Analysis of the CHA2DS2-VASc score in patients with inadequate anticoagulation control
10.15343/0104-7809.202145318326
Keywords:
Atrial Fibrillation. Warfarin. Aging.Abstract
Among the tools for assessing the risk of thromboembolic events, the CHA2DS2-VASc score stands out, which contributes to the identification of patients that are eligible for the use of anticoagulant therapy, which is a great aid in thromboembolic prophylaxis. The present study aims to characterize patients with inadequate control of anticoagulation according to their CHA2DS2-VASc score. Information was collected from patients being followed up at an anticoagulation clinic associated with a teaching hospital in Minas Gerais.

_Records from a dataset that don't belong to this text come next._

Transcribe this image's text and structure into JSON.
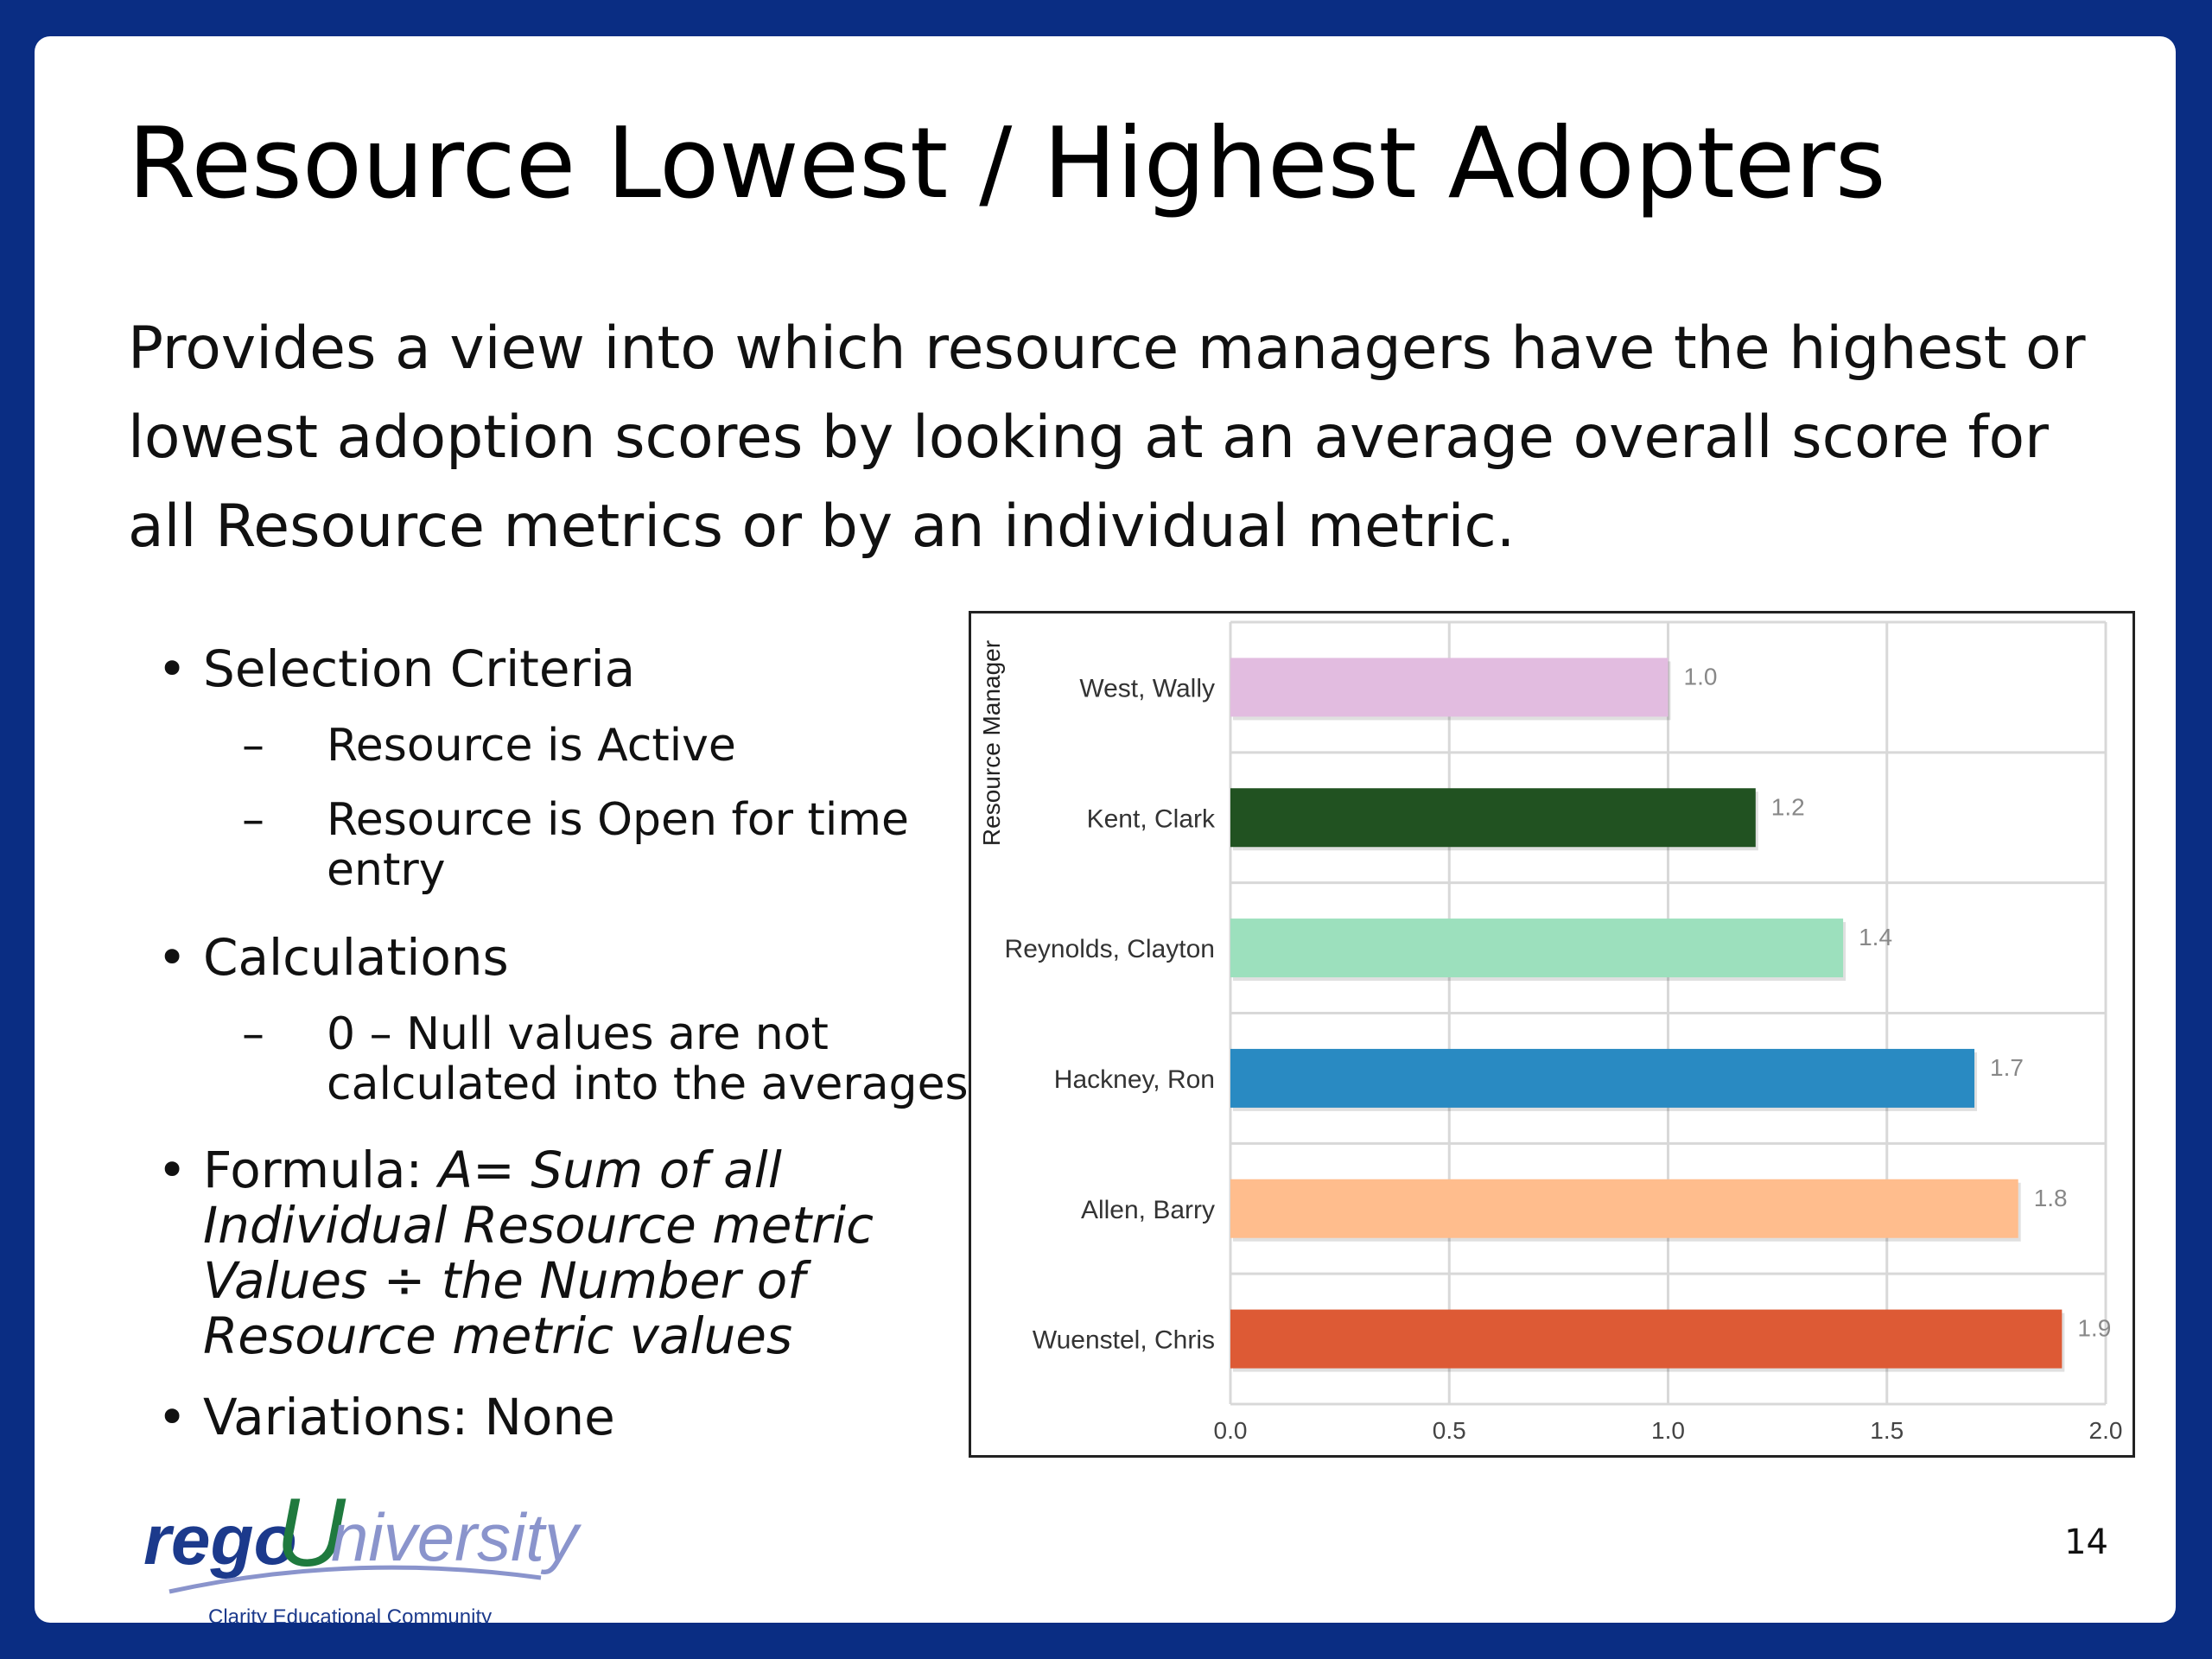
{
  "slide": {
    "title": "Resource Lowest / Highest Adopters",
    "intro": "Provides a view into which resource managers have the highest or lowest adoption scores by looking at an average overall score for all Resource metrics or by an individual metric.",
    "bullets": {
      "selection_criteria": "Selection Criteria",
      "resource_active": "Resource is Active",
      "resource_open": "Resource is Open for time entry",
      "calculations": "Calculations",
      "null_values": "0 – Null values are not calculated into the averages",
      "formula_prefix": "Formula: ",
      "formula_text": "A= Sum of all Individual Resource metric Values ÷ the Number of Resource metric values",
      "variations": "Variations: None"
    },
    "page_number": "14"
  },
  "logo": {
    "rego": "rego",
    "u": "U",
    "niversity": "niversity",
    "tagline": "Clarity Educational Community"
  },
  "chart_data": {
    "type": "bar",
    "orientation": "horizontal",
    "ylabel": "Resource Manager",
    "xlabel": "",
    "categories": [
      "West, Wally",
      "Kent, Clark",
      "Reynolds, Clayton",
      "Hackney, Ron",
      "Allen, Barry",
      "Wuenstel, Chris"
    ],
    "values": [
      1.0,
      1.2,
      1.4,
      1.7,
      1.8,
      1.9
    ],
    "labels": [
      "1.0",
      "1.2",
      "1.4",
      "1.7",
      "1.8",
      "1.9"
    ],
    "colors": [
      "#e2bce0",
      "#215221",
      "#9ce0bd",
      "#298ac2",
      "#ffbd8d",
      "#dd5a35"
    ],
    "xlim": [
      0,
      2
    ],
    "ticks": [
      0,
      0.5,
      1,
      1.5,
      2
    ],
    "tick_labels": [
      "0.0",
      "0.5",
      "1.0",
      "1.5",
      "2.0"
    ],
    "grid": true
  }
}
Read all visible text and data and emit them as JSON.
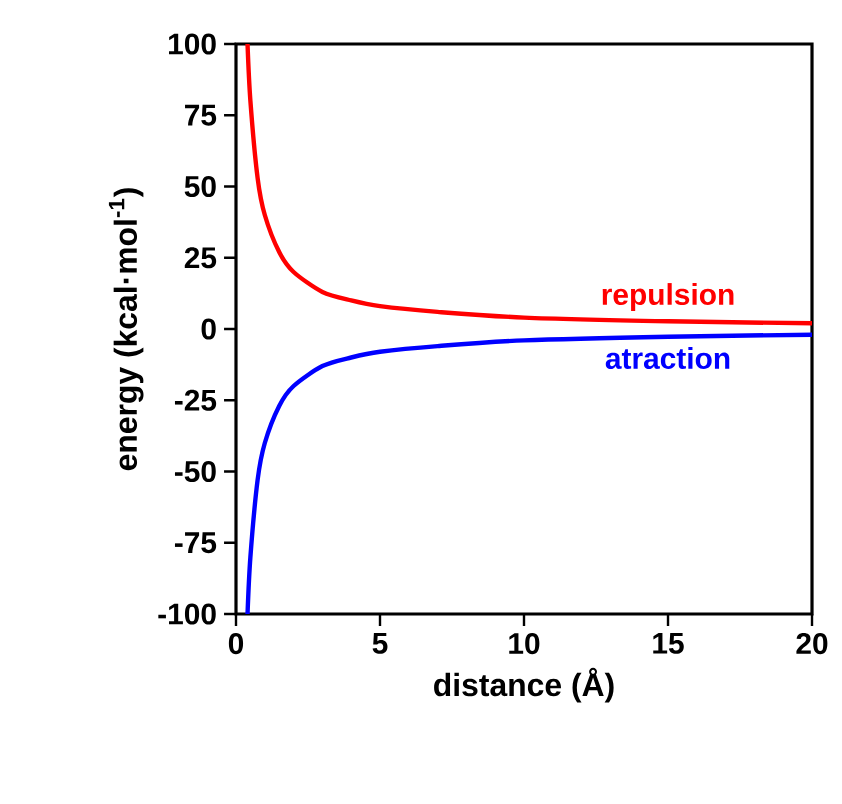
{
  "chart_data": {
    "type": "line",
    "xlabel": "distance (Å)",
    "ylabel": "energy (kcal·mol$^{-1}$)",
    "xlim": [
      0,
      20
    ],
    "ylim": [
      -100,
      100
    ],
    "xticks": [
      0,
      5,
      10,
      15,
      20
    ],
    "yticks": [
      -100,
      -75,
      -50,
      -25,
      0,
      25,
      50,
      75,
      100
    ],
    "grid": false,
    "legend": false,
    "marker": "none",
    "line_style": "solid",
    "series": [
      {
        "name": "repulsion",
        "color": "#ff0000",
        "x": [
          0.4,
          0.5,
          0.75,
          1,
          1.5,
          2,
          3,
          4,
          5,
          7,
          10,
          15,
          20
        ],
        "values": [
          100,
          80,
          53,
          40,
          27,
          20,
          13,
          10,
          8,
          6,
          4,
          2.7,
          2
        ]
      },
      {
        "name": "atraction",
        "color": "#0000ff",
        "x": [
          0.4,
          0.5,
          0.75,
          1,
          1.5,
          2,
          3,
          4,
          5,
          7,
          10,
          15,
          20
        ],
        "values": [
          -100,
          -80,
          -53,
          -40,
          -27,
          -20,
          -13,
          -10,
          -8,
          -6,
          -4,
          -2.7,
          -2
        ]
      }
    ]
  }
}
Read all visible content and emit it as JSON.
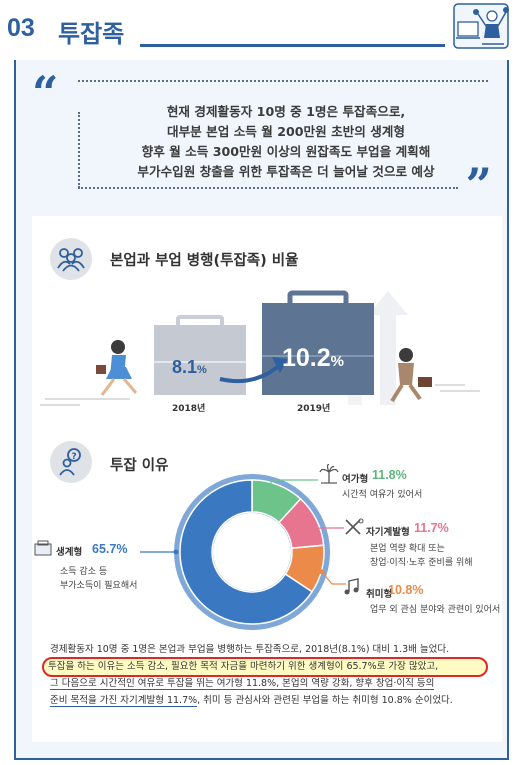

Patients accompanied at the clinic between August and December 2017, taking warfarin for at least 180 days, with a chronic indication for anticoagulation, and with at least values from two results of the International Normalized List (INR) test were included. 434 patients were identified and 202 with inadequate anticoagulation control. For patients with inadequate control, the CHA2DS2-VASc was calculated, which is performed by the sum of risk factor scores for thromboembolic events. Patients were classified as low (0 points), moderate (1 point), or high (≥ 2 points) risk. An association was also made between the score and variables that characterize the context of the patients, such as the municipality of residence and the target therapeutic range of the INR. It is noteworthy that 107 (53.0%) had hypertension; 96 (47.5%) had peripheral arterial, coronary or aortic disease; 62 (30.7%) had a previous stroke; and 27 (13.4%) had diabetes. A considerable percentage of patients with CHA2DS2-VASc ≥ 2 (n = 191; 94.5%) was identified, which indicates a high risk for the occurrence of thromboembolic events and reinforces the importance of adequate anticoagulant pharmacotherapy. Regarding the association between demographic characteristics and the results of the CHA2DS2-VASc score, an association was identified between the CHA2DS2-VASc score and city of residence (p<0.05), with no statistical significance being identified between the CHA2DS2-VASc score and the INR target therapeutic range (p>0.05).